Recursive mounts with access-time settings do not work correctly

[saku3]

Description

Specifying the following OCI mount options results error.

• ratime
• rnostrictatime

I mentioned this in the reproduction steps below, but the error occurs in mount_setattr.

The error happens when clear flag is set to true for the access-time–related flags in recAttrFlags.

In parseMountOptions, we parse the options into recAttrSet and recAttrClr so they can be applied to mount_setattr’s attr_set and attr_clr. However, when clear is true, attr_clr ends up being set to flags like unix.MOUNT_ATTR_NOATIME or unix.MOUNT_ATTR_STRICTATIME.

This violates the following mount_setattr constraint:

MOUNT_ATTR__ATIME isn't partially set in attr_clr

The kernel will
verify that MOUNT_ATTR__ATIME isn't partially set in
attr_clr (i.e., either all bits in the MOUNT_ATTR__ATIME
bit field are either set or clear), and that attr_set
doesn't have any access-time bits set if MOUNT_ATTR__ATIME
isn't set in attr_clr.

• recAttrFlags
• parseMountOptions
• mount_setattr

Additional note: rnorelatime is also an access-time–related option and uses clear = true, but because unix.MOUNT_ATTR_RELATIME is 0x0, no bit is actually set in attr_clr, so mount_setattr succeeds.
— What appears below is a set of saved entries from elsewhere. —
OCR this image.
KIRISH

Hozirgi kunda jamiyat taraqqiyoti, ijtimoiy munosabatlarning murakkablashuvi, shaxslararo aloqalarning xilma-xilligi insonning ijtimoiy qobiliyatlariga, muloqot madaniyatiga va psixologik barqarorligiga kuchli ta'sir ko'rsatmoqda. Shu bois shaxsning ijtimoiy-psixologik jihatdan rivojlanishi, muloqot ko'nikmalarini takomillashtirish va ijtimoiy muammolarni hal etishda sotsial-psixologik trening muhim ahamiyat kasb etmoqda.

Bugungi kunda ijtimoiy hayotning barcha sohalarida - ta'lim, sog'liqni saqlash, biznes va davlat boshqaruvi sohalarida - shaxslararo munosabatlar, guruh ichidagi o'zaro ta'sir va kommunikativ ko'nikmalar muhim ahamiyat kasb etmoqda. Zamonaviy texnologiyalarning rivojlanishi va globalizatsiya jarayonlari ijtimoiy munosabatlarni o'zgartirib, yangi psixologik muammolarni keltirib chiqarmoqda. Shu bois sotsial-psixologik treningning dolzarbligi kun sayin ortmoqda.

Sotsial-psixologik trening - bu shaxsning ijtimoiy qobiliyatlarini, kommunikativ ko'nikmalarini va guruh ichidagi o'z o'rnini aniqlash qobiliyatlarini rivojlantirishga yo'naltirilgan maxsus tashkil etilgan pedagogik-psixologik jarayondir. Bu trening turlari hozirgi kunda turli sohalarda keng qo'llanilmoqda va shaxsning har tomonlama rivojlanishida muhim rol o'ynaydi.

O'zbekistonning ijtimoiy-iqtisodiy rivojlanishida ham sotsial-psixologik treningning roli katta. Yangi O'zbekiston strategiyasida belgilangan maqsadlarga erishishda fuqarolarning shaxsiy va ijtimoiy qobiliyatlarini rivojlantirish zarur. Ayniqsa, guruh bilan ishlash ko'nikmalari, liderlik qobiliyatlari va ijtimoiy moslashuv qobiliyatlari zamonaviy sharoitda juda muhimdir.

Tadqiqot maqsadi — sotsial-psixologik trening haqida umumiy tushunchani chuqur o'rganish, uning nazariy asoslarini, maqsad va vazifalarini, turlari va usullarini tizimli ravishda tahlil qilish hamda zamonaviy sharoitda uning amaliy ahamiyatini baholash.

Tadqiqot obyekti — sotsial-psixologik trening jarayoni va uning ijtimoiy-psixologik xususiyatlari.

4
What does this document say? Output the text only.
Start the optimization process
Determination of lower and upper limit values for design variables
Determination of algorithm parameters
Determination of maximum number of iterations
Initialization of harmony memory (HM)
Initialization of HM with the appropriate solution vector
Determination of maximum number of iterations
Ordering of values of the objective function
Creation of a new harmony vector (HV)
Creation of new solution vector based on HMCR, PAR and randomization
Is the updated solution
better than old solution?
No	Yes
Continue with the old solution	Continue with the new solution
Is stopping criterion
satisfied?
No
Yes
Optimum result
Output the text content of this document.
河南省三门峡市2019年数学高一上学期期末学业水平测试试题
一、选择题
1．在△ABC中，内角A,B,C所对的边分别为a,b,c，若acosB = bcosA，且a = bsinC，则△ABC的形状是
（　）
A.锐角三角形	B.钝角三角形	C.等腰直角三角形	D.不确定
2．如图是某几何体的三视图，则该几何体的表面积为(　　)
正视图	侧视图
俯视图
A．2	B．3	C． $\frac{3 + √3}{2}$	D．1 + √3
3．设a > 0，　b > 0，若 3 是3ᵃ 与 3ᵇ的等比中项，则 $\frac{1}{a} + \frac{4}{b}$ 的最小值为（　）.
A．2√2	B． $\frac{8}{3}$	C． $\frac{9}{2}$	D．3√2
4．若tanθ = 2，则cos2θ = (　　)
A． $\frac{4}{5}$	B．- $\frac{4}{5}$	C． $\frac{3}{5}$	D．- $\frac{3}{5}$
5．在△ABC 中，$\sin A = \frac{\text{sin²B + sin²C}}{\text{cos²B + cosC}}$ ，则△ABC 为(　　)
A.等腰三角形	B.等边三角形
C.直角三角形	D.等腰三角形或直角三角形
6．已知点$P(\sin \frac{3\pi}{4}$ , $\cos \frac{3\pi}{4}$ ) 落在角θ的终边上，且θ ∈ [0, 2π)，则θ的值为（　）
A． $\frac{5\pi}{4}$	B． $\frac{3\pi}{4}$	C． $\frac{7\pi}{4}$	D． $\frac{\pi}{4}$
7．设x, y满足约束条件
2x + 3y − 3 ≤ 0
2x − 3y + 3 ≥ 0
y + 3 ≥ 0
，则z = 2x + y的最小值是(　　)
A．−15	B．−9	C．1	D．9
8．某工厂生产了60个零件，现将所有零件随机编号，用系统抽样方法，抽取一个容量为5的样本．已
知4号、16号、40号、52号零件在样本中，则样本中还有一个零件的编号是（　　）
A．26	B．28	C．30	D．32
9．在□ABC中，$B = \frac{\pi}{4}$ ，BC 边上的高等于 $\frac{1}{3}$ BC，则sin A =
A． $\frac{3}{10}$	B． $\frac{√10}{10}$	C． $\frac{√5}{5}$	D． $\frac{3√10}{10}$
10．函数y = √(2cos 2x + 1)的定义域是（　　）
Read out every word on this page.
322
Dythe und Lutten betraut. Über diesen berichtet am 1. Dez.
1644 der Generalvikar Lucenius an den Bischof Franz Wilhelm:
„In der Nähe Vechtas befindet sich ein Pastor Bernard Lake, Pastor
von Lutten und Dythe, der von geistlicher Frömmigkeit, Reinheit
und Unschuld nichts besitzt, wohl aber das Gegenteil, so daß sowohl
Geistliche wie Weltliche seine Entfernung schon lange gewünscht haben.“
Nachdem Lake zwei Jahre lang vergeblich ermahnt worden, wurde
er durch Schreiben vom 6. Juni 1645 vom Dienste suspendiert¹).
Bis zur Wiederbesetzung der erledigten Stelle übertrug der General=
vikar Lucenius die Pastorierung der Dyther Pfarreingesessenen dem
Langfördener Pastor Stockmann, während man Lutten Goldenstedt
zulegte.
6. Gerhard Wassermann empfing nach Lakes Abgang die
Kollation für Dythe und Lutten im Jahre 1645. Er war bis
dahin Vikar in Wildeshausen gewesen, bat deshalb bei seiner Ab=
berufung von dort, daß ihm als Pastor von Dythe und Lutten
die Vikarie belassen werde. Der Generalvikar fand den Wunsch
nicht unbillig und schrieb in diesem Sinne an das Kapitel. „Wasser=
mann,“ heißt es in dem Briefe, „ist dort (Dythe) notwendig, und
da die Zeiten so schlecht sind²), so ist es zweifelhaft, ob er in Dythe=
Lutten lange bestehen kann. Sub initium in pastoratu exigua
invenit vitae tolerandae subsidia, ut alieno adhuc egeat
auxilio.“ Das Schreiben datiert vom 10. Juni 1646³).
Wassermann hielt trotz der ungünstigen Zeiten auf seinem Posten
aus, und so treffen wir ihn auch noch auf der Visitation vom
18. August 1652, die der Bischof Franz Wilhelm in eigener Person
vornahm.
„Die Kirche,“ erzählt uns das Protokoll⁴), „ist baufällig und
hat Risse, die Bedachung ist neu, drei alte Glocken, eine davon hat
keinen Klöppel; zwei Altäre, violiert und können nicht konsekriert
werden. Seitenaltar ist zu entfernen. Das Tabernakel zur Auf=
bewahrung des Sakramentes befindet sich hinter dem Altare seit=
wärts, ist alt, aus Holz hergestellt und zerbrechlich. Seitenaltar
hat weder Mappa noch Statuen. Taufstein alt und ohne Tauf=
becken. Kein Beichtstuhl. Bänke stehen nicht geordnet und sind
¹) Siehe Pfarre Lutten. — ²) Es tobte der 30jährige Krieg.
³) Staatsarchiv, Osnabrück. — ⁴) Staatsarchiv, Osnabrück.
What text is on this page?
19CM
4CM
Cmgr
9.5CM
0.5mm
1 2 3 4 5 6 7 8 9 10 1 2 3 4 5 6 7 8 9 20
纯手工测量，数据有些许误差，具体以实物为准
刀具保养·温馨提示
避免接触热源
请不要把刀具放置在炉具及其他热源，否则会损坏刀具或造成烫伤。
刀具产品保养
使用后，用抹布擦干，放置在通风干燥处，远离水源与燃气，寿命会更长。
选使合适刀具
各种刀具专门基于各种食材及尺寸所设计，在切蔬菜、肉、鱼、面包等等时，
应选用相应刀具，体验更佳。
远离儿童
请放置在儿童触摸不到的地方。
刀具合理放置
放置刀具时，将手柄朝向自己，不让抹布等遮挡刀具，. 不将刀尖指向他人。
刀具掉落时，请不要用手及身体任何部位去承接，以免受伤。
Steps to reproduce the issue

1. Set up the mounts

TESTVOLUME=/tmp/mounts_recursive
sudo mkdir -p "$TESTVOLUME"
sudo mount -t tmpfs none "$TESTVOLUME"
sudo mkdir -p "$TESTVOLUME/subvol"
sudo mount -t tmpfs none "$TESTVOLUME/subvol"

2. Add a mount entry to config.json

{
	"destination": "/mnt",
	"source": "/tmp/mounts_recursive",
	"options": ["rbind", "ratime"]
}

3. Run runc

$ runc run container
ERRO[0000] runc run failed: unable to start container process: error during container init: error mounting "/tmp/mounts_recursive" to rootfs at "/mnt": invalid argument 

The error occurs in mount_setattr.

$ strace -f -e trace=mount_setattr runc run container
...
[pid 693277] mount_setattr(-1, "/proc/thread-self/fd/13", AT_RECURSIVE, {attr_set=0, attr_clr=MOUNT_ATTR_NOATIME, propagation=0 /* MS_??? */, userns_fd=0}, 32) = -1 EINVAL (Invalid argument)
...

Describe the results you received and expected

Specifying the mount options above should still allow the container to start successfully.

What version of runc are you using?

runc -v

runc version 1.4.0-rc.1+dev
commit: v1.4.0-rc.1-244-g08072e93
spec: 1.3.0
go: go1.24.0
libseccomp: 2.5.5

Host OS information

cat /etc/os-release

PRETTY_NAME="Ubuntu 24.04.2 LTS"
NAME="Ubuntu"
VERSION_ID="24.04"
VERSION="24.04.2 LTS (Noble Numbat)"
VERSION_CODENAME=noble
ID=ubuntu
ID_LIKE=debian
HOME_URL="https://www.ubuntu.com/"
SUPPORT_URL="https://help.ubuntu.com/"
BUG_REPORT_URL="https://bugs.launchpad.net/ubuntu/"
PRIVACY_POLICY_URL="https://www.ubuntu.com/legal/terms-and-policies/privacy-policy"
UBUNTU_CODENAME=noble
LOGO=ubuntu-logo

Host kernel information

No response

[lifubang]

Thanks for reporting this! I've managed to reproduce the issue, so it's definitely a bug. I'm tagging this as bug and will look into a fix shortly.

If you'd like to take a shot at fixing it, feel free to open a PR!